« Le problème du recrutement des enseignants de mathématiques est extrêmement préoccupant, sinon très grave. Le manque d'enseignants dans cette matière est très important, comme en témoignent l’effectif élevé de contractuels embauchés dans les académies et le nombre important de postes aux différents concours.
Malgré tout, le nombre de candidats et notamment de candidats bien formés est exceptionnellement faible. » Il apparaît que le vivier d’admissibles à l’agrégation est très restreint. Dans des lignes analogues, le 10 septembre sur le Café pédagogique, Éric Barbazo, président de l’APMEP disait « non à discrimination positive pour recruter les enseignants », préférant un pré-recrutement précoce des futurs professeurs en deuxième année à l’université.

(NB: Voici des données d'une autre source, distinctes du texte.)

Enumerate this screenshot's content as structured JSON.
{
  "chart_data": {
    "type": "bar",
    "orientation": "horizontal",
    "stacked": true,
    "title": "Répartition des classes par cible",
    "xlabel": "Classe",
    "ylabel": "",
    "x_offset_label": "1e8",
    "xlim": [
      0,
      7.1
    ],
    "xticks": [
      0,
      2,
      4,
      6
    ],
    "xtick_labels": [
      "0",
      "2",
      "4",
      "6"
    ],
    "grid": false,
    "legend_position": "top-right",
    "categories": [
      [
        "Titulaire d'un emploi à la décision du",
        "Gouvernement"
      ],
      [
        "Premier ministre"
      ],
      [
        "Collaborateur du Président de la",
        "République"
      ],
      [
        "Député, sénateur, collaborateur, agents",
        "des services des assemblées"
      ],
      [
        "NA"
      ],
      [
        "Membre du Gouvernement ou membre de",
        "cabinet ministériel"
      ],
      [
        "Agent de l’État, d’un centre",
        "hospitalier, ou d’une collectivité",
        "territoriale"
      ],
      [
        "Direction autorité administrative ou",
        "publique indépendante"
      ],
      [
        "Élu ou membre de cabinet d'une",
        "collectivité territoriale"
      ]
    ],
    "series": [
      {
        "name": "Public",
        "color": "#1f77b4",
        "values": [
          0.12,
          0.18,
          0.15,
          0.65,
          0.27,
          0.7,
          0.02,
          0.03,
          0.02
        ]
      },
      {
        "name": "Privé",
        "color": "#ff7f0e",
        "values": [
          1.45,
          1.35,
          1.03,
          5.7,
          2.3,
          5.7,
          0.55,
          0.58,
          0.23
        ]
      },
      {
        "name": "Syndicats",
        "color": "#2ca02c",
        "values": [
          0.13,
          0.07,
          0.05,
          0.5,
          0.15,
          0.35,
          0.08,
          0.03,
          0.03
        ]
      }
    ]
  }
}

Aussi, « il est urgent de prendre des mesures pour les mathématiques », déclaraient conjointement la présidente et deux anciens présidents du Conseil scientifique des IREM dans L’Humanité. L’apparition de ce thème cher aux IREM dans la presse généraliste n’est pas isolé, comme en témoigne cette revue de presse qui pourtant s’arrête au 1er septembre, avant la rentrée.
La prise de conscience dans la société avance, donc : est-ce que cela ira assez vite ?
Quelques chiffres clés
Concours | Nombre de places | Inscrits | Présents aux épreuves écrites | Admissibles | Reçus |
Agrégation interne | 125 | 2324 | 1589 | 281 | 125 |
Agrégation externe | 308 | 2673 | 1163 | 571 | 308 |
Capes interne | 155 | 1744 | 881* | 352 | 155 |
Capes externe | 950 | 3194 | 1464 | 1176 | 652 |
*Depuis le concours 2012, il n’y a plus à proprement parler d’épreuve écrite au CAPES interne.
Afin d’avoir un point de vue un peu global sur ces recrutements, il est important de regarder comment, au sein des catégories relatives à l’agrégation externe (admissibles, admis, admissibles non admis), se répartissent les candidats eu égard à leur position pour les autres concours de recrutement (agrégation interne, CAPES).
Il en résulte le tableau suivant :
Admissibles agrég. ext. | Admis agrég. ext. | Admissibles non admis | |
Admissibles agrég. ext. | 571 | 308 | 263 |
Admissibles agrég. int. | 51 | 8 | 43 |
Admis agrég. int. | 28 | 2 | 26 |
Admissibles CAPES ext. | 116 | 78 | 38 |
Admis CAPES ext. | 103 | 75 | 28 |
Admis CAPES depuis 2007 | 47 | 16 | 31 |
Analyse de ces données
On doit tout d’abord relever que, sur les 652 reçus au CAPES, 75 sont simultanément reçus à l’agrégation, donc seulement 577 d’entre eux viendront occuper des postes mis au concours du CAPES (sur 950 postes, ceci fait un taux réel d’admission de 61% seulement).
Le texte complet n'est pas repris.